SOMERS – Fourteen-year old Solomon Ray can attest that starring in a movie isn’t all glamour and spotlights.

Over the past two weeks, the Whitefish resident has been chased through a scrap yard by a motorcycle, hung out in abandoned cars, repeatedly climbed stairs and mountains and spent hours standing in the freezing water of the Flathead River fighting a “bog monster” – all while trying to remember his lines.

“I’ve always really liked movies, so it’s really cool to actually get to see how they do things,” he said. “And watching Larry (Laverty), and the other professional actors, is amazing. They’re so good that just watching them is really fun and teaches me a lot.”

Since mid-October, Ray and 17-year-old Staci Crowe have been performing the leading roles of a film being shot by Kalispell residents Andrew and Marianne Wiest in the Flathead Valley. Another approximately 25 local children, ranging in age from 6 to 17, are also in the film, acting in supporting roles and as extras.

The movie is a children’s adaptation of the book “The Pilgrim’s Progress,” a Christian allegory and the most famous work of English writer and preacher John Bunyan. First printed in the 1670s, the original tells the story of a man, Christian, and his journey from his hometown, the “City of Destruction” to the “Celestial City.” Along the way, Christian encounters characters, places and challenges rife with religious symbolism.

Director Andy Wiest, left, of Kalispell helps cinematographerJustin Silvey changes lenses during a recent shoot in Somers. Wiest is working on a movie being produced by his film company Blue Collar Flicks.

In order to translate the book into a children’s story, Andrew Wiest, the film’s screenwriter and director, combined themes from several popular works with his own plot twists. “It’s a bit of Pilgrim’s Progress, the Prodigal Son and Oliver Twist – in a post-apocalyptic future with giant robots and insects,” he said.

In the Wiests’ film, war has turned Earth into a wilderness and wasteland and people live in small pockets of civilization. A runaway child named Chris, played by Ray, lives with a group of misfits in a junkyard, stealing to survive. When a traveling preacher tells him that his father is alive and wants him to come home, Chris begins his journey, meeting strange drifters, bandits and “things that go bump in the night,” Andrew Wiest said.

When the film’s completed, the Wiests plan to premiere the movie in Kalispell.

It’s the third feature film by Andrew, a Glendive native who grew up in Wyoming, and his wife Marianne, a Bigfork native and the film’s producer.
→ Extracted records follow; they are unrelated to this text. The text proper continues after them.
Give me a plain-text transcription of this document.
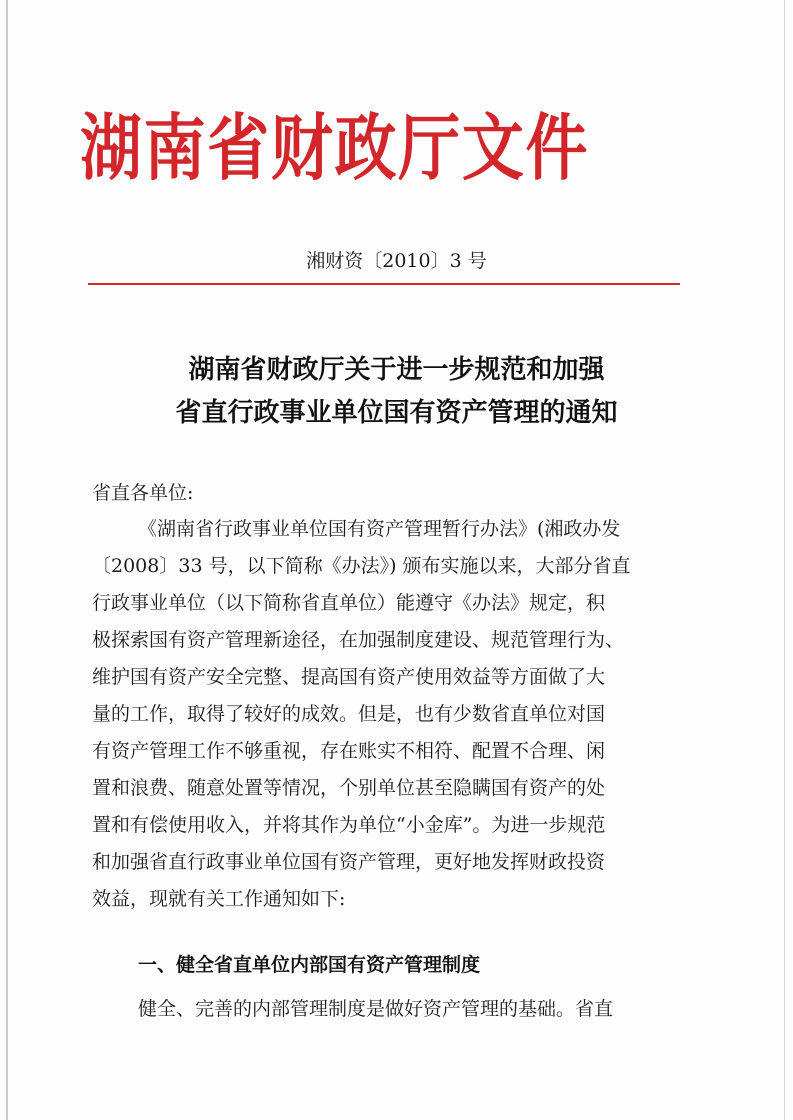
湖南省财政厅文件
湘财资〔2010〕3 号
湖南省财政厅关于进一步规范和加强
省直行政事业单位国有资产管理的通知
省直各单位:
《湖南省行政事业单位国有资产管理暂行办法》(湘政办发
〔2008〕33 号，以下简称《办法》) 颁布实施以来，大部分省直
行政事业单位（以下简称省直单位）能遵守《办法》规定，积
极探索国有资产管理新途径，在加强制度建设、规范管理行为、
维护国有资产安全完整、提高国有资产使用效益等方面做了大
量的工作，取得了较好的成效。但是，也有少数省直单位对国
有资产管理工作不够重视，存在账实不相符、配置不合理、闲
置和浪费、随意处置等情况，个别单位甚至隐瞒国有资产的处
置和有偿使用收入，并将其作为单位“小金库”。为进一步规范
和加强省直行政事业单位国有资产管理，更好地发挥财政投资
效益，现就有关工作通知如下:
一、健全省直单位内部国有资产管理制度
健全、完善的内部管理制度是做好资产管理的基础。省直
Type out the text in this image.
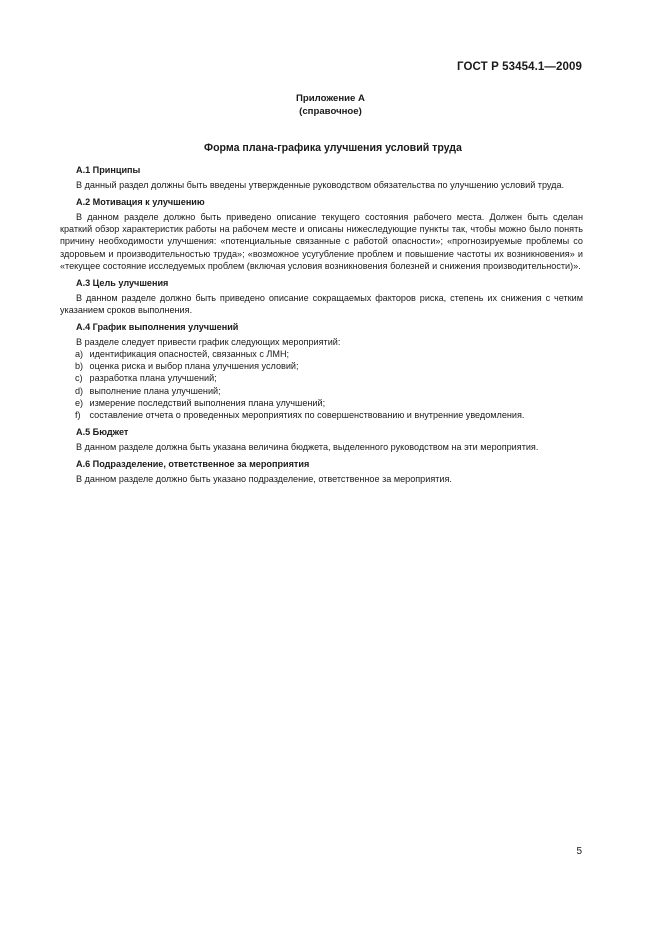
ГОСТ Р 53454.1—2009
Приложение А
(справочное)
Форма плана-графика улучшения условий труда

А.1 Принципы

В данный раздел должны быть введены утвержденные руководством обязательства по улучшению условий труда.

А.2 Мотивация к улучшению

В данном разделе должно быть приведено описание текущего состояния рабочего места. Должен быть сделан краткий обзор характеристик работы на рабочем месте и описаны нижеследующие пункты так, чтобы можно было понять причину необходимости улучшения: «потенциальные связанные с работой опасности»; «прогнозируемые проблемы со здоровьем и производительностью труда»; «возможное усугубление проблем и повышение частоты их возникновения» и «текущее состояние исследуемых проблем (включая условия возникновения болезней и снижения производительности)».

А.3 Цель улучшения

В данном разделе должно быть приведено описание сокращаемых факторов риска, степень их снижения с четким указанием сроков выполнения.

А.4 График выполнения улучшений

В разделе следует привести график следующих мероприятий:

a) идентификация опасностей, связанных с ЛМН;
b) оценка риска и выбор плана улучшения условий;
c) разработка плана улучшений;
d) выполнение плана улучшений;
e) измерение последствий выполнения плана улучшений;
f) составление отчета о проведенных мероприятиях по совершенствованию и внутренние уведомления.

А.5 Бюджет

В данном разделе должна быть указана величина бюджета, выделенного руководством на эти мероприятия.

А.6 Подразделение, ответственное за мероприятия

В данном разделе должно быть указано подразделение, ответственное за мероприятия.

5
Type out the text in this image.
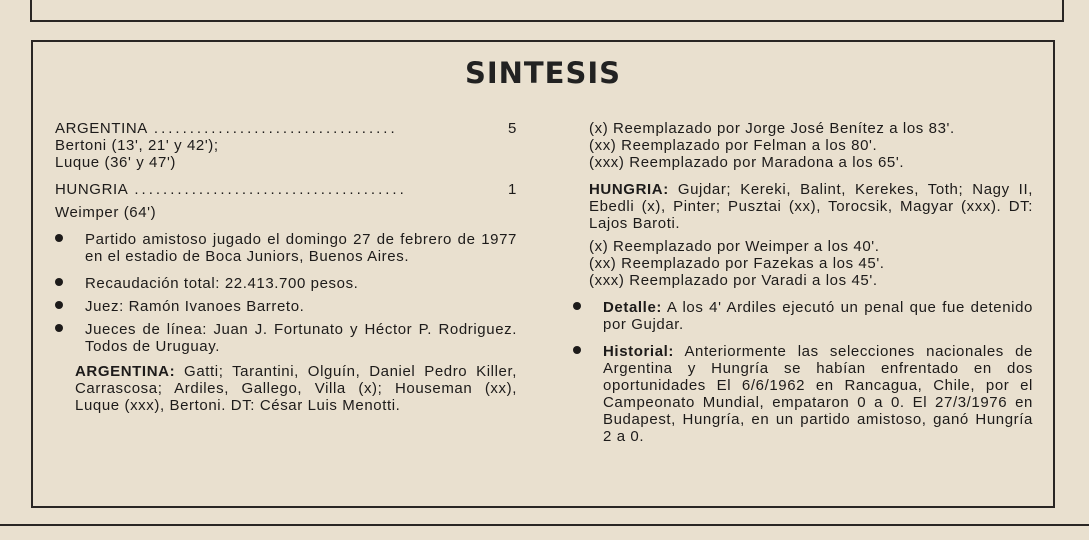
SINTESIS
ARGENTINA ..................................	5

Bertoni (13', 21' y 42');

Luque (36' y 47')

HUNGRIA ......................................	1

Weimper (64')

Partido amistoso jugado el domingo 27 de febrero de 1977 en el estadio de Boca Juniors, Buenos Aires.
Recaudación total: 22.413.700 pesos.
Juez: Ramón Ivanoes Barreto.
Jueces de línea: Juan J. Fortunato y Héctor P. Rodriguez. Todos de Uruguay.

ARGENTINA: Gatti; Tarantini, Olguín, Daniel Pedro Killer, Carrascosa; Ardiles, Gallego, Villa (x); Houseman (xx), Luque (xxx), Bertoni. DT: César Luis Menotti.

(x) Reemplazado por Jorge José Benítez a los 83'.

(xx) Reemplazado por Felman a los 80'.

(xxx) Reemplazado por Maradona a los 65'.

HUNGRIA: Gujdar; Kereki, Balint, Kerekes, Toth; Nagy II, Ebedli (x), Pinter; Pusztai (xx), Torocsik, Magyar (xxx). DT: Lajos Baroti.

(x) Reemplazado por Weimper a los 40'.

(xx) Reemplazado por Fazekas a los 45'.

(xxx) Reemplazado por Varadi a los 45'.

Detalle: A los 4' Ardiles ejecutó un penal que fue detenido por Gujdar.
Historial: Anteriormente las selecciones nacionales de Argentina y Hungría se habían enfrentado en dos oportunidades El 6/6/1962 en Rancagua, Chile, por el Campeonato Mundial, empataron 0 a 0. El 27/3/1976 en Budapest, Hungría, en un partido amistoso, ganó Hungría 2 a 0.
Their first feature, an action-comedy titled “Pizza, Pesos, and Pistoleros” made in 2003, garnered praise at the 2005 New York International Independent Film and Video Festival. The follow-up, “Dead Noon,” is an action-packed, horror-western that will be distributed by Lionsgate in February. Both were filmed largely in Montana and Wyoming.

“With technology now, you don’t have to be in Los Angeles to make a film anymore,” Andrew Wiest said. “I think you just have to make the decision that this is where you’re going to do it, and then you do whatever it takes to make it work.”
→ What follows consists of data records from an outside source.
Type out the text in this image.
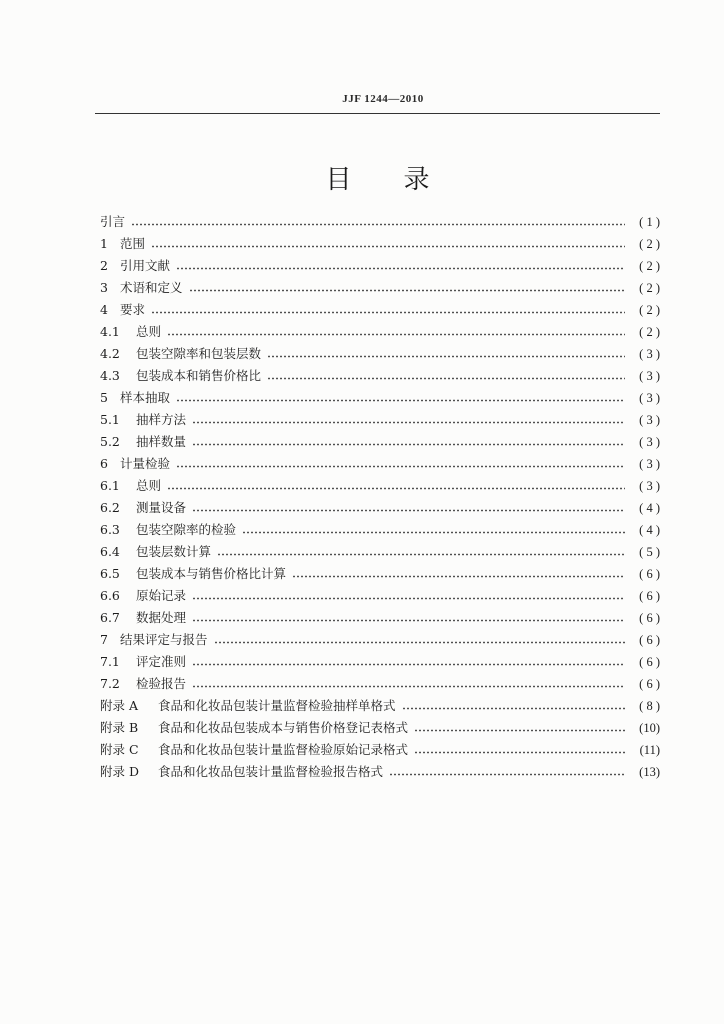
JJF 1244—2010
目　　录
引言	( 1 )
1 范围	( 2 )
2 引用文献	( 2 )
3 术语和定义	( 2 )
4 要求	( 2 )
4.1	总则	( 2 )
4.2	包装空隙率和包装层数	( 3 )
4.3	包装成本和销售价格比	( 3 )
5 样本抽取	( 3 )
5.1	抽样方法	( 3 )
5.2	抽样数量	( 3 )
6 计量检验	( 3 )
6.1	总则	( 3 )
6.2	测量设备	( 4 )
6.3	包装空隙率的检验	( 4 )
6.4	包装层数计算	( 5 )
6.5	包装成本与销售价格比计算	( 6 )
6.6	原始记录	( 6 )
6.7	数据处理	( 6 )
7 结果评定与报告	( 6 )
7.1	评定准则	( 6 )
7.2	检验报告	( 6 )
附录 A	食品和化妆品包装计量监督检验抽样单格式	( 8 )
附录 B	食品和化妆品包装成本与销售价格登记表格式	(10)
附录 C	食品和化妆品包装计量监督检验原始记录格式	(11)
附录 D	食品和化妆品包装计量监督检验报告格式	(13)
Judah Justine, 11, back left of Kalispell and his brother Liam Justine, 6, front left, visit with Staci Crowe, 17 of Kalispell, center and Solomon Ray, 14 of Whitefish while on set of a Blue Collar Flicks movie being filmed in the valley.

This is the first film, however, where the Wiests have had child actors in lead roles.

While the child actors they cast out of the Flathead have little or no acting experience, Marianne Wiest said their enthusiasm and willingness to jump into parts and scenes have made for easy work.

“We tried to cast kids who really fit the character they’d be playing – just look at Judah (Justine), he’s adorable,” she said of the 11-year-old playing the role of Duck, Chris’s tag-along friend who sleeps in the trunk of a car.

And, she added later, in an adventure film where actors are asked to do odd tasks, there’s another benefit to working with kids: “You tell the kids what to do and they say, ‘Ok. Cool.’ You tell adults and they ask, ‘Why?’”

Last week, Ray and Crowe, along with their fellow actors Justine and Travis Gee, 12, described the acting experience as “amazing” and “awesome” – even as they ate a packed lunch in a scrap yard, dressed in used clothes and covered in dirt. In fact, the crazy parts of the shoot seemed to be the main selling point for these young stars.
“I like this because I get to do things I normally couldn’t, like jump on old cars and trip adults and play in a junk yard,” Justine said. “And I get snack food at lunch time.”